Publié le 21 novembre 2024 05:04:00. Des chercheurs américains ont mis au point un patch cardiaque biodégradable capable de favoriser la réparation des tissus endommagés après une crise cardiaque, en délivrant directement au cœur une molécule régulatrice du système immunitaire.
- Un patch biodégradable, équipé de micro-aiguilles, libère une molécule (l’interleukine-4) directement dans le tissu cardiaque lésé.
- Cette approche ciblée vise à limiter la formation de tissu cicatriciel et à améliorer la fonction cardiaque à long terme.
- L’équipe de recherche travaille à rendre l’application de ce patch moins invasive.
Une équipe de recherche de la Texas A&M University, dirigée par le Dr Ke Huang, a développé un dispositif prometteur pour améliorer la récupération après un infarctus du myocarde. Ce patch innovant, composé de matériaux biodégradables, est conçu pour administrer une dose précise d’interleukine-4 (IL-4) directement dans le muscle cardiaque endommagé, minimisant ainsi les effets secondaires potentiels sur le reste de l’organisme.
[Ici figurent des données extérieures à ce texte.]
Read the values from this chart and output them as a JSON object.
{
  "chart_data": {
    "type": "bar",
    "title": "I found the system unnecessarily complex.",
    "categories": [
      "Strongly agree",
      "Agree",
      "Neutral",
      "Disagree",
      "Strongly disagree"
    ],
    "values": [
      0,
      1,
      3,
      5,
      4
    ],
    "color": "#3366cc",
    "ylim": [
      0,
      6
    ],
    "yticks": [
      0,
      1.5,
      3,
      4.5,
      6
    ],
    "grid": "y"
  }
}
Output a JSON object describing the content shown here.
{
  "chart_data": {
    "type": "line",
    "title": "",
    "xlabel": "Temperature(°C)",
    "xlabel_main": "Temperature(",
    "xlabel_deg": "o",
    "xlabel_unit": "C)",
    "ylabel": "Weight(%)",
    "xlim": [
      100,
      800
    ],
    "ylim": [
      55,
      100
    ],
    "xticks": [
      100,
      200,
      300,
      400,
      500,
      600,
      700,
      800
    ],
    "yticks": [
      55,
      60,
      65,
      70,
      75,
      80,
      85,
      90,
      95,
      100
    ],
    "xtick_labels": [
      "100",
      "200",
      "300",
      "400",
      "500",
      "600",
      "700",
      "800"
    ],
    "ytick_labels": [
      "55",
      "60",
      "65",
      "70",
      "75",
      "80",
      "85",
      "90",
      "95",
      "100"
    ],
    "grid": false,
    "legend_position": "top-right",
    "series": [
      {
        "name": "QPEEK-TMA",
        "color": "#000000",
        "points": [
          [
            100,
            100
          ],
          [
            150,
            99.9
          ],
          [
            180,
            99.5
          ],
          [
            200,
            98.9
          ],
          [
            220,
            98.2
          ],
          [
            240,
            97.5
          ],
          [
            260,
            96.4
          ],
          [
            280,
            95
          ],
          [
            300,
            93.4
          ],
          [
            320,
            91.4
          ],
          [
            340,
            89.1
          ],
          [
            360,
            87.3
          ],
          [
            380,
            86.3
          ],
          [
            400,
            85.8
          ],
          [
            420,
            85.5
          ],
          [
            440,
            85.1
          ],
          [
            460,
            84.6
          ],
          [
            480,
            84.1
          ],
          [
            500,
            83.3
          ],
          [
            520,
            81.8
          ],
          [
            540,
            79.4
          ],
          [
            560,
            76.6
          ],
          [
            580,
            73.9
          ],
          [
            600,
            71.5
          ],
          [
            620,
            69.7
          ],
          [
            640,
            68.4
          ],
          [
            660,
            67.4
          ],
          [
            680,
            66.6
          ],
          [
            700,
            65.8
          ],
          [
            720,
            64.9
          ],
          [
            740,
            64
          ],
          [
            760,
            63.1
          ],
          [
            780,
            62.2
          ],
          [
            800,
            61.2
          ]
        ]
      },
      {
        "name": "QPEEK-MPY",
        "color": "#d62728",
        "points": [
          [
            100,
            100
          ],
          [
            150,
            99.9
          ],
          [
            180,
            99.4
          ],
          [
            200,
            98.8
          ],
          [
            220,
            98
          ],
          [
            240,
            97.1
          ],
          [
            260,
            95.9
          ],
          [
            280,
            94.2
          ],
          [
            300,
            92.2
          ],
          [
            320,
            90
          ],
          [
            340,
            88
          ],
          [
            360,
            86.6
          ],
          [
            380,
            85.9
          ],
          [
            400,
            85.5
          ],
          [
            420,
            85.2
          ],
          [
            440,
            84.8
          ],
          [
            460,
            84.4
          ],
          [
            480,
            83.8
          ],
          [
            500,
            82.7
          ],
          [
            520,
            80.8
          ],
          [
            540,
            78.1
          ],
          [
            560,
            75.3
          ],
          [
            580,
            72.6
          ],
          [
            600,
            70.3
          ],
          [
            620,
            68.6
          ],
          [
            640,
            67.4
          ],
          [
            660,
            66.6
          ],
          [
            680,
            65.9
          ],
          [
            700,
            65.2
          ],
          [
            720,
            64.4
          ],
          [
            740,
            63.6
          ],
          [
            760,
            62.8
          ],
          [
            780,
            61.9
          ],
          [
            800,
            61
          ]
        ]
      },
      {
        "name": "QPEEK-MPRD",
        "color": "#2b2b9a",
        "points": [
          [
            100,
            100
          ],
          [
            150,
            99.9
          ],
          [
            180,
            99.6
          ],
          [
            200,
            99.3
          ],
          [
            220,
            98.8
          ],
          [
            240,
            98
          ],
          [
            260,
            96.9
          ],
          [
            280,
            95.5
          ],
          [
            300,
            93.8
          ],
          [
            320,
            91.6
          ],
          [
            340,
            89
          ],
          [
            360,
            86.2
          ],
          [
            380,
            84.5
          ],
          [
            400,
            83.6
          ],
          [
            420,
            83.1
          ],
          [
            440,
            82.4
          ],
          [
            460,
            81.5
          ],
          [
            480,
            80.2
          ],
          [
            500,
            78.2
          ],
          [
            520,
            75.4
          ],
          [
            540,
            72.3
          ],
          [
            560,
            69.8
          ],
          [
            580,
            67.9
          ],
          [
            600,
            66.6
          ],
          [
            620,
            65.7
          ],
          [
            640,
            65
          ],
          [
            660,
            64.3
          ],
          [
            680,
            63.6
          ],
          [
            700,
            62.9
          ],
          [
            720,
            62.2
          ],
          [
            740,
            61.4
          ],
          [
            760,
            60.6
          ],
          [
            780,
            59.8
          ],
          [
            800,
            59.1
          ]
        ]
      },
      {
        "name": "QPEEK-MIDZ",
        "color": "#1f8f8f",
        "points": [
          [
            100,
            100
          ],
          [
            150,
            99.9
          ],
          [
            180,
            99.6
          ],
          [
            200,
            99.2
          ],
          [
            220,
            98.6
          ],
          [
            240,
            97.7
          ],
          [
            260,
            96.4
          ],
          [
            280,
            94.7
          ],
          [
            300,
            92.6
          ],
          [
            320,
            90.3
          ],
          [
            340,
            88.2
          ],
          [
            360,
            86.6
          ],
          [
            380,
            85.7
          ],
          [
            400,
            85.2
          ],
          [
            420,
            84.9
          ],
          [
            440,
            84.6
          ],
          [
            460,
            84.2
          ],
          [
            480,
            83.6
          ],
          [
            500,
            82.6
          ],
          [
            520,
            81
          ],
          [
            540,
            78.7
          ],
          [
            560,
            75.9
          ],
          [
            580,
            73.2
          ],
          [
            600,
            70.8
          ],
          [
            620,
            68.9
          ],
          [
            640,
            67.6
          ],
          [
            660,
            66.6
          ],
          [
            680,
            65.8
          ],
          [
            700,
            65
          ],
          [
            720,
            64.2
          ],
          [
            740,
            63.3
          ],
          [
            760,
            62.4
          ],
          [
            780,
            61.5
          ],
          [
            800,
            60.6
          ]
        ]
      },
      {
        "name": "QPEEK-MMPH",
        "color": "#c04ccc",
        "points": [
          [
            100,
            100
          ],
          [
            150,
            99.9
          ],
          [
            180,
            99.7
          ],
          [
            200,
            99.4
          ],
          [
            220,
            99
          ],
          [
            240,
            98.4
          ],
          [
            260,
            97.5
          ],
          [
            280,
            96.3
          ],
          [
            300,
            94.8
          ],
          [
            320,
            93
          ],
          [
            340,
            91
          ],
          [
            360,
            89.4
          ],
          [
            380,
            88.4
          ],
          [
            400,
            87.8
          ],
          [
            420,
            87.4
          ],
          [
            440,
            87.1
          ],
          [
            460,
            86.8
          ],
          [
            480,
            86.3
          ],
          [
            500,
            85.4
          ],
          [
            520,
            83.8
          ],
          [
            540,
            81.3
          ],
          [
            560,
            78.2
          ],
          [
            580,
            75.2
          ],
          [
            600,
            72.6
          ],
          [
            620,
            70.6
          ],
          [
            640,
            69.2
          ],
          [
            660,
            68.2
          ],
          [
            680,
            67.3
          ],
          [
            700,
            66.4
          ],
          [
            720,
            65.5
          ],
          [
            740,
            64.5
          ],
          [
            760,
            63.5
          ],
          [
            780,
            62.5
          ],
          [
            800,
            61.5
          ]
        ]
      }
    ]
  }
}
L’IL-4 est une molécule connue pour son rôle dans la modulation du système immunitaire. Après une crise cardiaque, le corps réagit en formant du tissu cicatriciel sur la zone touchée. Si cette cicatrice stabilise structurellement le cœur, elle ne possède pas les propriétés contractiles du muscle cardiaque sain. À terme, cela peut entraîner une surcharge de travail pour le muscle restant et contribuer à l’insuffisance cardiaque.
Le patch développé par l’équipe du Dr Huang agit comme un vecteur thérapeutique. Il est constitué de micro-aiguilles qui, une fois appliquées sur la surface du cœur, se dissolvent et libèrent l’IL-4 directement dans la zone lésée. Ce faisant, le patch encourage les cellules immunitaires, notamment les macrophages, à adopter un profil favorisant la guérison plutôt qu’une réponse inflammatoire exacerbée.
« Ce patch agit comme un pont. Les micro-aiguilles pénètrent dans la couche externe du cœur et permettent au médicament d’atteindre le muscle endommagé situé en dessous, qui est normalement très difficile d’accès. »
Ke Huang, professeur adjoint au Département des sciences pharmaceutiques
Les chercheurs ont également observé des réponses cellulaires inattendues. Les cardiomyocytes, les cellules musculaires du cœur, sont devenus plus réceptives aux signaux provenant des cellules endothéliales qui tapissent les vaisseaux sanguins. Cette amélioration de la communication intercellulaire pourrait jouer un rôle crucial dans le processus de récupération à long terme. De plus, le patch a permis de réduire les signaux inflammatoires émis par les cellules endothéliales et d’activer une voie de signalisation appelée NPR1, bénéfique pour la santé vasculaire et la fonction cardiaque.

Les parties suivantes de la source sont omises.